In any of the open conditions, the sliding sleeve 120 can be fully closed on the ported sleeve (170) to stop flow. As best shown in
In the current implementation, applying pressure to the close line 103b closes the tool 100 all the way no matter what current position the sliding sleeve 120 has. In some implementations, closing at discrete positions may be desired. To do this, an entire reverse assembly of a catch, trigger, dogs, chambers, and slots can be provided on the tool 100 opposite to those already shown. When hydraulic pressure is applied to the close line 103b, these reverse components can operate in the same manner described above, but only in the reverse direction.
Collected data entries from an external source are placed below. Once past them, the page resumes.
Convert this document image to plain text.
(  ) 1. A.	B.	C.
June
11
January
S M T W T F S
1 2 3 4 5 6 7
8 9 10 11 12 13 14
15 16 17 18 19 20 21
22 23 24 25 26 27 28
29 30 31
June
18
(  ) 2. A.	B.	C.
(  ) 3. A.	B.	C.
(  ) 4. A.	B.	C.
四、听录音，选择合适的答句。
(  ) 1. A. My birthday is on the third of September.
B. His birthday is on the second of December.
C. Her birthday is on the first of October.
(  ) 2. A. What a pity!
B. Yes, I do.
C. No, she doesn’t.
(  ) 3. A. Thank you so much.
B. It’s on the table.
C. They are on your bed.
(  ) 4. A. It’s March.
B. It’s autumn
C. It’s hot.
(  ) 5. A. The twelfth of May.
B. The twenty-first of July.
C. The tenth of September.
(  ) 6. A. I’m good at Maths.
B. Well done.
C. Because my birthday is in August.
In this way, the sliding sleeve 120 can ratchet closed in discrete positions. To operate, the reverse (downward) components must accommodate the upward movement of the sliding sleeve 120 from the (upward) components (i.e., catch, trigger, dogs, etc. described previously) and vice versa.
The foregoing description of preferred and other embodiments is not intended to limit or restrict the scope or applicability of the inventive concepts conceived of by the Applicants. In exchange for disclosing the inventive concepts contained herein, the Applicants desire all patent rights afforded by the appended claims. Therefore, it is intended that the appended claims include all modifications and alterations to the full extent that they come within the scope of the following claims or the equivalents thereof.